The Pistons second unit looks very thin on paper and although it boasts a fair share of versatility, they desperately need someone to step up if they are going to make a playoff push. The starters to start the season will most likely be Knight, Stuckey, Prince, Jerebko and Monroe, and there is no one on the bench that has carved out a definite sixth-man role to this point. Maggette will be asked to score and it’s something he’s done a lot of in his career, averaging 16.2 points per game in 13 years. Perhaps the only thing he has become more accustomed to during his tenure in the NBA is sitting out with injury. Jason Maxiell and Andre Drummond will provide defense, rebounding and energy, and Will Bynum will likely back up Knight at the point and play somewhere between 18-24 minutes per game. But after that, it’s a little murky. Daye was supposed to be a big part of the team’s future when he was taken 15th overall in the 2009 draft but his measly averages of 5.9 points per game on 40 percent shooting leave plenty to be desired and he will need to earn coach Frank's trust. Power forward Charlie Villanueva is facing the same conundrum. “Charlie V” signed a five-year contract with Detroit worth $35 million in 2009 and has been nothing but a headache ever since. Will he finally step up and provide the kind of instant offense that he was known for during his Milwaukee days? I wouldn’t bet on it, but crazier things have happened. Minutes off the bench are certainly up for grabs. Who plays the most will simply come down to who coach Frank trusts the most.
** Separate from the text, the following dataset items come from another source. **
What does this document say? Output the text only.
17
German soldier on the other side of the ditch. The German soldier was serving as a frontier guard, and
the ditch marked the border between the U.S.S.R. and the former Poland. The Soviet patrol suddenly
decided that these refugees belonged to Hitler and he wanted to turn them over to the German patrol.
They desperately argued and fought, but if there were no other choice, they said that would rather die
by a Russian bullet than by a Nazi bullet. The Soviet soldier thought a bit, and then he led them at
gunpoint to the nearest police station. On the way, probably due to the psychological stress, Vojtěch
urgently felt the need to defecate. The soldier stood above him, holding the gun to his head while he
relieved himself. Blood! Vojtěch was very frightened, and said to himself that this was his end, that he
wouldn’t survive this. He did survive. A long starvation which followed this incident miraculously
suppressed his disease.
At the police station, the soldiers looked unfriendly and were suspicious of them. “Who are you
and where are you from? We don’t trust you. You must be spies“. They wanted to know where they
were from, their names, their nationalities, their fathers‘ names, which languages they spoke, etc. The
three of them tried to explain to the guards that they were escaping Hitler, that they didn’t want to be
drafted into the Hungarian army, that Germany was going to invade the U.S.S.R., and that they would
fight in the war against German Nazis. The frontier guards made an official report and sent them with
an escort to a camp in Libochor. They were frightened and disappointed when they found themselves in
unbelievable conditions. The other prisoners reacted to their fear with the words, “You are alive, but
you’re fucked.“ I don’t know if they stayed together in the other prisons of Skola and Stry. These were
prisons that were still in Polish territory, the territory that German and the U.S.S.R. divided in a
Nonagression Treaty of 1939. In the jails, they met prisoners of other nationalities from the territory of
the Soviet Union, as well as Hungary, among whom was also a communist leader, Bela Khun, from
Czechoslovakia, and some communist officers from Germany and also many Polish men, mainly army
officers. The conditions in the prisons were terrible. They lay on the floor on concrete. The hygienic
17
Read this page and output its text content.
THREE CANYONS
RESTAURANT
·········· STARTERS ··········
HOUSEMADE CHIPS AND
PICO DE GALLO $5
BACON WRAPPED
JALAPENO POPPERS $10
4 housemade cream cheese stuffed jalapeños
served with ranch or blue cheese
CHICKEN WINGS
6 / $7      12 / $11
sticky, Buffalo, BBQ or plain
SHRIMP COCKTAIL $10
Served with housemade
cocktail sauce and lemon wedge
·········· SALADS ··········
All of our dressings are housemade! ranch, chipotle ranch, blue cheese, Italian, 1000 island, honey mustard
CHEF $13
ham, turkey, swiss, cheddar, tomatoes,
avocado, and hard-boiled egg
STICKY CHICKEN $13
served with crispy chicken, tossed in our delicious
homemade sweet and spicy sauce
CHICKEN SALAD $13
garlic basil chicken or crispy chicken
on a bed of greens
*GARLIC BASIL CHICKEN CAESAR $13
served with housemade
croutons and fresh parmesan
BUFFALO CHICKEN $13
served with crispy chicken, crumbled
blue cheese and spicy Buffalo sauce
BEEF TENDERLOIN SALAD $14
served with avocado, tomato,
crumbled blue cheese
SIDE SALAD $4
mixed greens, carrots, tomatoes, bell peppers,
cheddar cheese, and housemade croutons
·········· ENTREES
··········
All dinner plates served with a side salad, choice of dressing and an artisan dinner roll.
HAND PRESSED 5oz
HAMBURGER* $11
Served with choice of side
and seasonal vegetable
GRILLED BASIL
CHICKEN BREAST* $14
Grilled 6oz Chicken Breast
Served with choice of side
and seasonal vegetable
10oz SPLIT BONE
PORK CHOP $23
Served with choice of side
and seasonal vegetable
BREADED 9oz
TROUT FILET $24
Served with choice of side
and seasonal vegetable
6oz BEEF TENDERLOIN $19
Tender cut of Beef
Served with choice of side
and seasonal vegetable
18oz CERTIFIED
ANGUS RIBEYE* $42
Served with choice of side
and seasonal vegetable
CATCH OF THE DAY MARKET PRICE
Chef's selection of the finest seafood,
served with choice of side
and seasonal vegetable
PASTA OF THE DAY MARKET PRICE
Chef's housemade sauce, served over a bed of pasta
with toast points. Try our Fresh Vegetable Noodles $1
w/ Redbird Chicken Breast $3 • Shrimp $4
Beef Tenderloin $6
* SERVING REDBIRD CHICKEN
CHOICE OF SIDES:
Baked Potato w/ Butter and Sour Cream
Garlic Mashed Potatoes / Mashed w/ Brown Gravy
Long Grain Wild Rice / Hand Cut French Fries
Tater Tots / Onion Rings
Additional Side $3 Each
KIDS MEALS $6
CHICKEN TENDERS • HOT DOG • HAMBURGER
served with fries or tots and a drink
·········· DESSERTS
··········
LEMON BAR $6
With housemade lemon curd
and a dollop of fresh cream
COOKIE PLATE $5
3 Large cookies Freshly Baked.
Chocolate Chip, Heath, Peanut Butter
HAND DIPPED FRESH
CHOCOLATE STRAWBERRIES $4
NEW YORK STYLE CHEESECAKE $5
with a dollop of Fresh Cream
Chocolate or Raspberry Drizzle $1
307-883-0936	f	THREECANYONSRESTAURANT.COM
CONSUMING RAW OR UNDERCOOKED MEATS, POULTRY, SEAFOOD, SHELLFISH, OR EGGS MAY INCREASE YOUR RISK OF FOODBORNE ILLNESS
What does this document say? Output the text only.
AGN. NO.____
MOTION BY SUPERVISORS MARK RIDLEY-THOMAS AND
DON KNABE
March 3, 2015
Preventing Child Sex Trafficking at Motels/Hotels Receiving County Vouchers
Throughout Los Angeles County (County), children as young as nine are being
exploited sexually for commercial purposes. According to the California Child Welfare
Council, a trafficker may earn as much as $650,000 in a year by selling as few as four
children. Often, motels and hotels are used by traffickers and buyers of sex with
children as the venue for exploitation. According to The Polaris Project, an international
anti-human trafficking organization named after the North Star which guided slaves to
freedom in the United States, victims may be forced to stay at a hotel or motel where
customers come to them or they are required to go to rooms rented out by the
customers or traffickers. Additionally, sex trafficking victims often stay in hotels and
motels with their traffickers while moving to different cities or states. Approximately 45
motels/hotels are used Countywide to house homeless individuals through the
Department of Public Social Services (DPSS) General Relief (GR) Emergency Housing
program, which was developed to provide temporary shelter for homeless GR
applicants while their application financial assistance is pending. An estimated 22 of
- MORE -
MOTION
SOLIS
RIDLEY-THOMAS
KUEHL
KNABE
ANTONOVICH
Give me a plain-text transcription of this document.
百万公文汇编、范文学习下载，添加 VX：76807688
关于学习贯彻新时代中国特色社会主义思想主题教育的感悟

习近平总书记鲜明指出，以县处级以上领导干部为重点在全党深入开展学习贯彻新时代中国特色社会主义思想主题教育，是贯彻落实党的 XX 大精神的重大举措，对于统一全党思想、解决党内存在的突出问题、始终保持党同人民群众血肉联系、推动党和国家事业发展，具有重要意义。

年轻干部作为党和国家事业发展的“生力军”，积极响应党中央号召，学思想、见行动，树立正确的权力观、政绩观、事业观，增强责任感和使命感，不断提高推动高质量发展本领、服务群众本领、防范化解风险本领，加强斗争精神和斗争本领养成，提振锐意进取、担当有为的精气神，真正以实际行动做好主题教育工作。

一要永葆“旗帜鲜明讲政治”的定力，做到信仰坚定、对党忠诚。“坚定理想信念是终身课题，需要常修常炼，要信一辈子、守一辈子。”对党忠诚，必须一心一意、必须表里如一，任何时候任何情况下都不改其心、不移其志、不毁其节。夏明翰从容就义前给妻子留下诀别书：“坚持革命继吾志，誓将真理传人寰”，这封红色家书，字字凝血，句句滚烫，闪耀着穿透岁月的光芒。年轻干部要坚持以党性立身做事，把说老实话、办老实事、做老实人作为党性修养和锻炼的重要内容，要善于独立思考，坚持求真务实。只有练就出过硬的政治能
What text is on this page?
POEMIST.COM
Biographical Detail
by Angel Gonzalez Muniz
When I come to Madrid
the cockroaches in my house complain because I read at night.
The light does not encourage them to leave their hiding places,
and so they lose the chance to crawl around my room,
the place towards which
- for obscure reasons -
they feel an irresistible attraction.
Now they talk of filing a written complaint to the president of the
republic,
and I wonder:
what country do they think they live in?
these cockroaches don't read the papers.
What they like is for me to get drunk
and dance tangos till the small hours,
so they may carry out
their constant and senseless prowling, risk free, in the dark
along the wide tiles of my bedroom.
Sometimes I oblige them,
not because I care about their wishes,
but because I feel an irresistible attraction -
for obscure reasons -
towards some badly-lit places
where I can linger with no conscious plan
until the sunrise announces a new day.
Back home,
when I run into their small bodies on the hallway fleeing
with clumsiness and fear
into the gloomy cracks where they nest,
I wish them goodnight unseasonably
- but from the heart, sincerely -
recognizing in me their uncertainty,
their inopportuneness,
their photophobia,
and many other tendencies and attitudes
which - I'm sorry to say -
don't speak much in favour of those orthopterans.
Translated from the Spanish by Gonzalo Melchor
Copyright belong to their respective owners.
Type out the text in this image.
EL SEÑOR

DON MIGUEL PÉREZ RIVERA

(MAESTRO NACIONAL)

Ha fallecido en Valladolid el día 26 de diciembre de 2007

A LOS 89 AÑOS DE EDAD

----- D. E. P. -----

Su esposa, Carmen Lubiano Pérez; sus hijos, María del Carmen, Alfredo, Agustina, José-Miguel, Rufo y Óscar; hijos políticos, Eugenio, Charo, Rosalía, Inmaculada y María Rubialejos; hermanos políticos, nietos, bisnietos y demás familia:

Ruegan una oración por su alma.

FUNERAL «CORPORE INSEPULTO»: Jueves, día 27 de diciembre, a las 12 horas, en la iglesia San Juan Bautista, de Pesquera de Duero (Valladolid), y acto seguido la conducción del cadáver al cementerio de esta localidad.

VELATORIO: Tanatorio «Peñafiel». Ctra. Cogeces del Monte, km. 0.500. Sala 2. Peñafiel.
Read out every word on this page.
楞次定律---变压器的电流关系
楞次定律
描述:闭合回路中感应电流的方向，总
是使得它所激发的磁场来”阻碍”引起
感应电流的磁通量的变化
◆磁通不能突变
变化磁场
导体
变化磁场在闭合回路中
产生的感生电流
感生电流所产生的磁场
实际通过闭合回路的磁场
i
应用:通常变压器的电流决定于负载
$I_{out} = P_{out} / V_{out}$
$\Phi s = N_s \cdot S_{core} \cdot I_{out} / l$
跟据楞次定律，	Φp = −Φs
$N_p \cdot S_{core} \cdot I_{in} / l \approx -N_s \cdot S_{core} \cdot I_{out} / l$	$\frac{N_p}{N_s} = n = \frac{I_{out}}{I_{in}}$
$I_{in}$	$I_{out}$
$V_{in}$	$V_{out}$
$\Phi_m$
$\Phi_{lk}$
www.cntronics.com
With a young core finally intact, not only is the Pistons' future finally clear, but the franchise’s first playoff berth since 2008-2009 is not out of the question. They figure to be a team on the rise and it will be interesting to watch them grow under Lawrence Frank.

The 2012-2013 season tips off tonight at the Palace of Auburn Hills when the newly-acquired James Harden and the Houston Rockets come into town.

So tune in. After all, you don’t have much else to cheer for these days.